1. Patient 4 was admitted to the hospital on 8/10/2023 with a diagnosis of cough, confusion, and fatigue. A review of Patient 4's medical record revealed that the patient was admitted to the hospital following 3-4 days of worsening dementia. The patient presented at the hospital with mild to moderate dementia and was diagnosed with COVID-19.

2. A review of the caseworker notes and Patient Safety Analysis documentation was completed and included the following information:

On 8/10/2023, the patient was assessed as requiring discharge to a SNF due to dementia, disorientation, frequent falls at home, ADL (activity of daily living) needs, safety, and mobility deficits. Patient 4's wife stated they wanted him to go to a nearby Veteran Administration (VA) facility for skilled nursing placement and then long-term care placement.

On 8/11/2023, the VA facility reported they were not able to take the patient until he was ten days post-positive for COVID-19.

On 8/12/2023, a local SNF declined patient 4's admission, indicating the patient "Does not meet admission criteria." According to patient 4's wife, the case manager (CM) called her on her landline to inform her of being declined by the SNF. Patient 4's wife gave the case manager her cell phone number for future communication.

On 8/13/2023, the discharge plan remained the same, recommending a discharge to a SNF after a 10-day waiting period from when patient 4 admitted to the hospital.

On 8/14/2023, the CM and physician attempted to call Patient 4's wife to discuss discharge plans, but they were unable to reach her. [Note: An internal investigation was completed related to Patient 4's discharge. It was determined that the alternate phone number provided by Patient 4's wife had been erased from the whiteboard in Patient 4's room. The phone number used to reach her was not the updated number.]

A physician's order, dated 8/15/2024, was received to have a social worker assist patient 4's wife with long-term placement. [Note: No documentation was provided that a social worker assisted patient 4's wife with long-term placement.]

On 8/15/2023, the CM and physician were unable to contact the patient's wife and decided to call the local police department for a wellness check, as she was also reported to have COVID-19. The police told patient 4's wife that patient 4 was being discharged on 8/15/2023.

The patient was discharged home with his wife on 8/15/2023 with the resource of a home health agency, including contact information and instructions that the home health agency would "get the ball rolling on long term care placement."

It was documented in the physician's discharge note that patient 4's discharge plan was changed from a skilled nursing rehabilitation discharge to a plan for him to return home with his wife as he was "doing much better he does not really qualify for SNF". The physician documented that the patient's wife expressed concerns about him returning home, that the patient was the cause of her health problems, and that she wanted him to be discharged to a SNF. [Note: Patient 4's wife was diagnosed with COVID-19 at the time Patient 4 was discharged home.]

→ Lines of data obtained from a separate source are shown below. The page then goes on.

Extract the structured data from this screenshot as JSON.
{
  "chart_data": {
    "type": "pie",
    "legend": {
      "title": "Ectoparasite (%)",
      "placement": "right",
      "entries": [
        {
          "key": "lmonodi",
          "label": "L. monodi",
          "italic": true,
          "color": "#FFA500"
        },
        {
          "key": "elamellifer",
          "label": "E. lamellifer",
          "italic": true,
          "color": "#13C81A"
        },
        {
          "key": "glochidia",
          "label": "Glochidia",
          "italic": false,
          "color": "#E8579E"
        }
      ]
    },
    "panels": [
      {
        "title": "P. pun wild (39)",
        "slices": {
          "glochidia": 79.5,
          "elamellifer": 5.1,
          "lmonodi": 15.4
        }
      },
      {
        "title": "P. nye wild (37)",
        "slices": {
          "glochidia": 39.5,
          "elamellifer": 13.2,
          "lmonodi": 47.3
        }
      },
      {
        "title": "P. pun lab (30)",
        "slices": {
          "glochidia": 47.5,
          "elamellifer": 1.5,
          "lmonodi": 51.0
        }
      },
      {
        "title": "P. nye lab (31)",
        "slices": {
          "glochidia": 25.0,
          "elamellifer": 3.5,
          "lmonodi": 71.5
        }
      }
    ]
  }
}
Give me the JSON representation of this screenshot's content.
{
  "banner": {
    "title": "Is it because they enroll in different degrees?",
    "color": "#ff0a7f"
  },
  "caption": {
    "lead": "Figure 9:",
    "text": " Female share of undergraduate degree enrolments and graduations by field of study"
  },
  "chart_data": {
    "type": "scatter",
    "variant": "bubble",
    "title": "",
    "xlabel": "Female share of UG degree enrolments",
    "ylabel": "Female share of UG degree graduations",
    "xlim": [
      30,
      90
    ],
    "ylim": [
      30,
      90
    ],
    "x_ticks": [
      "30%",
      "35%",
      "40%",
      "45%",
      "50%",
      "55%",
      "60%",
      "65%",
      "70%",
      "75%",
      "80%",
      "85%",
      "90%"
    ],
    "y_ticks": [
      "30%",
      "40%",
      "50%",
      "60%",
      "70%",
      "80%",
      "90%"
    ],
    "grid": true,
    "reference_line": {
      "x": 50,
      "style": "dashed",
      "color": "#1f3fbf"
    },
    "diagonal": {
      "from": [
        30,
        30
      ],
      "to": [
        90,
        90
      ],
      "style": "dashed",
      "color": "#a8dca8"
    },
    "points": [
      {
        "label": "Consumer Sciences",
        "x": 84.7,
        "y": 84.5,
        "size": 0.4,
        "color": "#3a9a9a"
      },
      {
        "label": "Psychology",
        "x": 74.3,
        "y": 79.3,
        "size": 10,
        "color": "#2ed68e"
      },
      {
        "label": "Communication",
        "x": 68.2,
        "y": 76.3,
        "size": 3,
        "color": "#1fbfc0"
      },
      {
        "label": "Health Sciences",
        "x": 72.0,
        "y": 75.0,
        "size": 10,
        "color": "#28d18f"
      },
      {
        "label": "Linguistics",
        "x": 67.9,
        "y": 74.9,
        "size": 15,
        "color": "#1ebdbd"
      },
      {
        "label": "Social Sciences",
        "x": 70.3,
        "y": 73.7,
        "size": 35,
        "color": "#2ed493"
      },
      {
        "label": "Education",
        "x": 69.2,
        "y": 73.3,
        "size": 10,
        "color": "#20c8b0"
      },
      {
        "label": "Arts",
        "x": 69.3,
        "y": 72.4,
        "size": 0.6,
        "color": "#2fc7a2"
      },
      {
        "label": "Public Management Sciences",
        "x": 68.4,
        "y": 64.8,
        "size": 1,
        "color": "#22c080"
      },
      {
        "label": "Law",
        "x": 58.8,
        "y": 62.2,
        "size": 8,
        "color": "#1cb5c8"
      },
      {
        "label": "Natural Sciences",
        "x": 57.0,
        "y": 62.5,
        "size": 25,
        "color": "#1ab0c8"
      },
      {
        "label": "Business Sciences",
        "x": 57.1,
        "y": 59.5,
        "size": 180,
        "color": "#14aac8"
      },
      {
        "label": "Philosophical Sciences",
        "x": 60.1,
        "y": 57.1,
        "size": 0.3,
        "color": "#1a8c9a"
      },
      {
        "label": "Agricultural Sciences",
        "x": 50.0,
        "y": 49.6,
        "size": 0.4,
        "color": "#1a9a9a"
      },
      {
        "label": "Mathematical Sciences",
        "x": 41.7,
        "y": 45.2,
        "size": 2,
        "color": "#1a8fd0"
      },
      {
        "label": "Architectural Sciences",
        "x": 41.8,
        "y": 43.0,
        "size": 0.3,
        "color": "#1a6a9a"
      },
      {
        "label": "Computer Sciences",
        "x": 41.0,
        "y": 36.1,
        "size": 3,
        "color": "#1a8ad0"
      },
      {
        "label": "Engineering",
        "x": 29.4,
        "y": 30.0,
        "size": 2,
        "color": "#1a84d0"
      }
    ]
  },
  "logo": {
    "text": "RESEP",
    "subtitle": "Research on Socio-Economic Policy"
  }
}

3. On 7/15/2024, a request was made to the Executive Director (ED) for the hospital's discharge policy specific to assisting patients with post-acute care services, including skilled nursing facilities. The ED stated the hospital did not have a policy related to this and knew one needed to be developed.

4. The CM was interviewed on 7/15/2024 at approximately 1:40 PM related to patient 4's discharge to home. The CM was asked why patient 4 was discharged home. The CM stated that patient 4 met the hospital's criteria to be discharged home. The CM was asked if a social worker met with patient 4's wife to assist in long-term care placement. The CM stated that patient 4 was discharged home with home health, who was to assist patient 4's wife with long-term care placement. The CM stated the hospital does not arrange for nursing facility placement.